Dua terakhir akan saya ulas kemudian, saat ini saya ingin membagikan pengalaman memotret dengan menggunakan Mamiya RB67.

copyright of andre 2015, use with permission
Mamiya RB67 dengan Lensa 50mm f/4 dan lensa 90mm f/3.8

copyright of andre 2015, use with permission
Beberapa film 120mm yang saya pakai

copyright of andre 2015, use with permission
Racun.... :)

copyright of andre 2015, use with permission
Film selesai cuci siap di scan

copyright of andre 2015, use with permission
Scanner Epson V600

copyright of andre 2015, use with permission
Shoebox scanner

copyright of andre 2015, use with permission
Plat Akrilik yang juga bisa saya gunakan sebagai scanner



Tentunya selain kamera, anda memerlukan film 120mm baik BW maupun warna, film jenis ini masih banyak koq beredar di pasaran, baik dalam maupun luar negeri dan tidak sulit dicari. Untuk film BW saya melakukan proses develop sendiri, setiap roll memakan waktu kurang lebih 30 menit untuk proses develop atau pencucian, dan setelah kering siap untuk di scan dan di digitalisasi....

Pertanyaannya: Kenapa sih repot2 pake film trus diubah ke digital, langsung aja pakai digital  kan lebih praktis?
Jawaban: Betul sekarang dengan adanya era digital dan didukung dengan jaringan yang kuat dan stabil, maka dengan menggunakan ponsel pintar pun anda sudah bisa menghasilkan gambar yang baik dan layak untuk dibagikan ke teman anda, akan tetapi seperti halnya mobil klasik, maka penggunaan analog bagi orang yang sudah hobby merupakan sebuah tantangan yang sangat mengasikkan, dimana anda tidak bisa tahu apakah hasil jepretan anda jadi atau tidak sampai film tersebut dicuci dan di scan, selain itu memotret dengan analog membuat anda menjadi perhatian terhadap komposisi, exposure, lighting dan juga aperture karena semua dilakukan dengan cara yang manual.

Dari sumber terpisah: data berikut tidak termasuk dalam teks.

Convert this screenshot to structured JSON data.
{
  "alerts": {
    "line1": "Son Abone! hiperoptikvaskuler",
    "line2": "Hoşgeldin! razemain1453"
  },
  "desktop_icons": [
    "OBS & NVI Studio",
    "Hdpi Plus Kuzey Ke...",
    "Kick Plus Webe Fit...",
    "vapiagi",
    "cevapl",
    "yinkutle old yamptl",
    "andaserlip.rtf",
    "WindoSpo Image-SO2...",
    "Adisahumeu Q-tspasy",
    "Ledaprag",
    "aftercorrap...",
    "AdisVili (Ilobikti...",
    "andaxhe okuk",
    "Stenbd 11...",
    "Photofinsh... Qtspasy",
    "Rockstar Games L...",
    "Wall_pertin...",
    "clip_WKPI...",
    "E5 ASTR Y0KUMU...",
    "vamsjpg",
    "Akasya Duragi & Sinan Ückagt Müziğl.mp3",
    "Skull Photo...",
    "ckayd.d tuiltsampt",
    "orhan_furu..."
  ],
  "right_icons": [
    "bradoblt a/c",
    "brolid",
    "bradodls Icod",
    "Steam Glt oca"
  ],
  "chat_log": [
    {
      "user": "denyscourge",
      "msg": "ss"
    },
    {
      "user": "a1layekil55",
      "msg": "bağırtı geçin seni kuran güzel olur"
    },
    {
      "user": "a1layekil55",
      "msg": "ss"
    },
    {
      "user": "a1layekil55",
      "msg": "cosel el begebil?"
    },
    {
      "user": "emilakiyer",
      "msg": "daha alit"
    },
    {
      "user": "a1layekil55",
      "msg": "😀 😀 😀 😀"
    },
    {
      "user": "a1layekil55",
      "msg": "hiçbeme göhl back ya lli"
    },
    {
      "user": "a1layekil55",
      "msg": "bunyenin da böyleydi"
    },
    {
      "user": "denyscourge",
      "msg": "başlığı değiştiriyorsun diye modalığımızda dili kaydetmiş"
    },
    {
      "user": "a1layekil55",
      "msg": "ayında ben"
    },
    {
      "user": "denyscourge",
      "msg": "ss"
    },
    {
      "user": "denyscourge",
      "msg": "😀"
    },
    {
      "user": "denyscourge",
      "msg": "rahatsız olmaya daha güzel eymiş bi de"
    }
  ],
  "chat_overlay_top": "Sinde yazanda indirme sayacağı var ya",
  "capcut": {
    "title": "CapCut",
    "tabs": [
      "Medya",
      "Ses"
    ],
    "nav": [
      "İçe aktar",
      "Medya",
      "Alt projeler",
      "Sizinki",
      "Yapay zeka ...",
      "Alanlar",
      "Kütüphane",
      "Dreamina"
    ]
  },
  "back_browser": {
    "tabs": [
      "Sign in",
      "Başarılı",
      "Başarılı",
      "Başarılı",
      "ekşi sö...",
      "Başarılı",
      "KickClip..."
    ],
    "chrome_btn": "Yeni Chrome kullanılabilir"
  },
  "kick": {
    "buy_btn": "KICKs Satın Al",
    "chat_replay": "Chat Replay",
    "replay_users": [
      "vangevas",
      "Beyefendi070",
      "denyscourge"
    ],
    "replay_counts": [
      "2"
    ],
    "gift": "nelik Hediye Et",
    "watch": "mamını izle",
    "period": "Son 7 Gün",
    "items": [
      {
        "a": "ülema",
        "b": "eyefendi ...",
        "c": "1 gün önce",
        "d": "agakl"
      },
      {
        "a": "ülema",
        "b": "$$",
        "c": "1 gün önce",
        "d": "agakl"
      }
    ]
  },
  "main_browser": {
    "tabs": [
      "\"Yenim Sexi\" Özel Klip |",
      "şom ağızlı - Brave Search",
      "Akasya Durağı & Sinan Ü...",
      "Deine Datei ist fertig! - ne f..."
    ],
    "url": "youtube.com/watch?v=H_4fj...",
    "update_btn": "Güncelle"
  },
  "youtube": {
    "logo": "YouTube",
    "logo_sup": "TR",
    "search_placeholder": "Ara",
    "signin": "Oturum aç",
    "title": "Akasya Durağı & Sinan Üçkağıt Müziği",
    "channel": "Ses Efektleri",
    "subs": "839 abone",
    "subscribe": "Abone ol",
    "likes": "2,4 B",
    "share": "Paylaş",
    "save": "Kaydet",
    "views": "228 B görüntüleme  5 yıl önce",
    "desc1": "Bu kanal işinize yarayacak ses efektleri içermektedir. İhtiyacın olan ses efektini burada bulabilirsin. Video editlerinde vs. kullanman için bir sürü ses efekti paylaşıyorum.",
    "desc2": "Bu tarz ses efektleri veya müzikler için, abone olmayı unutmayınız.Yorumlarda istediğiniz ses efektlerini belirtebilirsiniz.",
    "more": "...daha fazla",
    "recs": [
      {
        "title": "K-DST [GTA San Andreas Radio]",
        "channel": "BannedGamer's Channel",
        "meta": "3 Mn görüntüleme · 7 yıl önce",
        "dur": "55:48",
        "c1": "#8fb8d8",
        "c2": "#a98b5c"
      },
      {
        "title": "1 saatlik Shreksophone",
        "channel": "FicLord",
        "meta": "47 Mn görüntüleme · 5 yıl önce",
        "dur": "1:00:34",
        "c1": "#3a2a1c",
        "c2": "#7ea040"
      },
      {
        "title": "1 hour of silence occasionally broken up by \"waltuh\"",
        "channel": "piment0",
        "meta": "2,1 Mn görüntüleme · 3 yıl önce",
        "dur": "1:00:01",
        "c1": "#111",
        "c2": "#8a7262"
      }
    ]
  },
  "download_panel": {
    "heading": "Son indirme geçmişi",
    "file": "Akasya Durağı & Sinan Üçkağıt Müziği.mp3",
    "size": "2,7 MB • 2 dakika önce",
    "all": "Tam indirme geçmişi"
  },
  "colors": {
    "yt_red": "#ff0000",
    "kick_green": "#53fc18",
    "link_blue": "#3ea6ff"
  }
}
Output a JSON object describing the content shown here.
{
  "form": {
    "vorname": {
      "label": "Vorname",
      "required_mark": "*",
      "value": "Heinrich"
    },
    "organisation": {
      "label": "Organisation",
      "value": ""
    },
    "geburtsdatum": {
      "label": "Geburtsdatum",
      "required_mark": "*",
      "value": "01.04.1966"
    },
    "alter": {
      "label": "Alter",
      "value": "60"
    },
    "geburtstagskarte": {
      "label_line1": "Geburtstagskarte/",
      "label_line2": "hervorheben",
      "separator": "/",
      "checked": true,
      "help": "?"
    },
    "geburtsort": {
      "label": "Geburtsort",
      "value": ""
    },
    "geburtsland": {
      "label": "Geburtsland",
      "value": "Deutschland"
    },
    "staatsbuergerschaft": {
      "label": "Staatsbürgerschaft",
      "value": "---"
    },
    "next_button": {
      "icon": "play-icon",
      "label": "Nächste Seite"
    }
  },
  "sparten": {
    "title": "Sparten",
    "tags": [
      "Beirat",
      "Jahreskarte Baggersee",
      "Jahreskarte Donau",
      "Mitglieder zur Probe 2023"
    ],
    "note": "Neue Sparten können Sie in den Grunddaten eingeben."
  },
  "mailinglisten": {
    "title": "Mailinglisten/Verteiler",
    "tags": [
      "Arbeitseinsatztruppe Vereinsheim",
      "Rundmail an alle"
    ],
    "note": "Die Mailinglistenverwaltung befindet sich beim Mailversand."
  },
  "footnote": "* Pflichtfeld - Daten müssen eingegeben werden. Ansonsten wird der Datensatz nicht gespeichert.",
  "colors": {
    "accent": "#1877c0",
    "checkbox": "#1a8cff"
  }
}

Tetapi mari kita tidak terjebak dengan analog atau digital, anggaplah memotret dengan analog adalah hobby lain dari kebiasaan memotret kita.

Saya lanjutkan dengan proses pemotretan. Karena berat dari RB67 ini cukup membebani leher, maka saya terkadang menggunakan tripod sehingga tidak terlalu melelahkan dalam setiap sesi pemotretan.

Lighting saya lebih menyukai natural light ataupun window light karena memberikan kesan kuat pada gambar, walaupun bisa juga kita menggunakan flash light ataupun studio light karena RB67 sydah memiliki kemampuan synchronisasi dengan lampu studio anda.

copyright of andre 2015, use with permission
Window Light
Pada gambar-gambar yang saya tampilkan di tulisan ini semua menggunakan film Ilford HP5 Plus 400 dan menggunakan tripod, untuk detail exif tidak bisa saya tampilkan, karena saya tidak mencatat setiap gambar yg saya ambil :) dan untuk lightmeter saya gunakan aplikasi Lightmeter pada iPhone saya :)

copyright of andre 2015, use with permission
Available light

copyright of andre 2015, use with permission
Available Light
Dari ketiga gambar diatas maka terlihat dengan jelas perbedaan nyata antara digital dan analog serta full frame dengan medium format. Dimensi gambar yang dihasilkan oleh medium format memang berkesan berbeda dengan 35mm, dan umumnya format medium ini digunakan oleh para fotografer studio yang membutuhkan detil dan karakter pada setiap fotonya.

Warna atau BW? Rasanya untuk pilihan penggunaan film bisa tergantung dari kesukaan sang fotografer, semua kamera, film dan prosesing harusnya terlihat bagus dimata fotografernya, barulah dari karya tersebut anda selaku fotografer belajar untuk memuaskan mata para penikmat hasil karya foto anda.

Saya akan berikan beberapa gambar lagi hasil pemotretan di satu tempat dengan model mbak Tyas Mikory. Selamat menikmati dan juga selamat berkarya.....

Salam

copyright of andre 2015, use with permission

copyright of andre 2015, use with permission

copyright of andre 2015, use with permission

Thursday, June 4, 2015

Alor..... am ready to go.....

Just one more sleep before going to Alor Island, very excited to explore one of the remote places in Indonesia, it will be a thrilling 5 days of adventure, photo taking and all good activities.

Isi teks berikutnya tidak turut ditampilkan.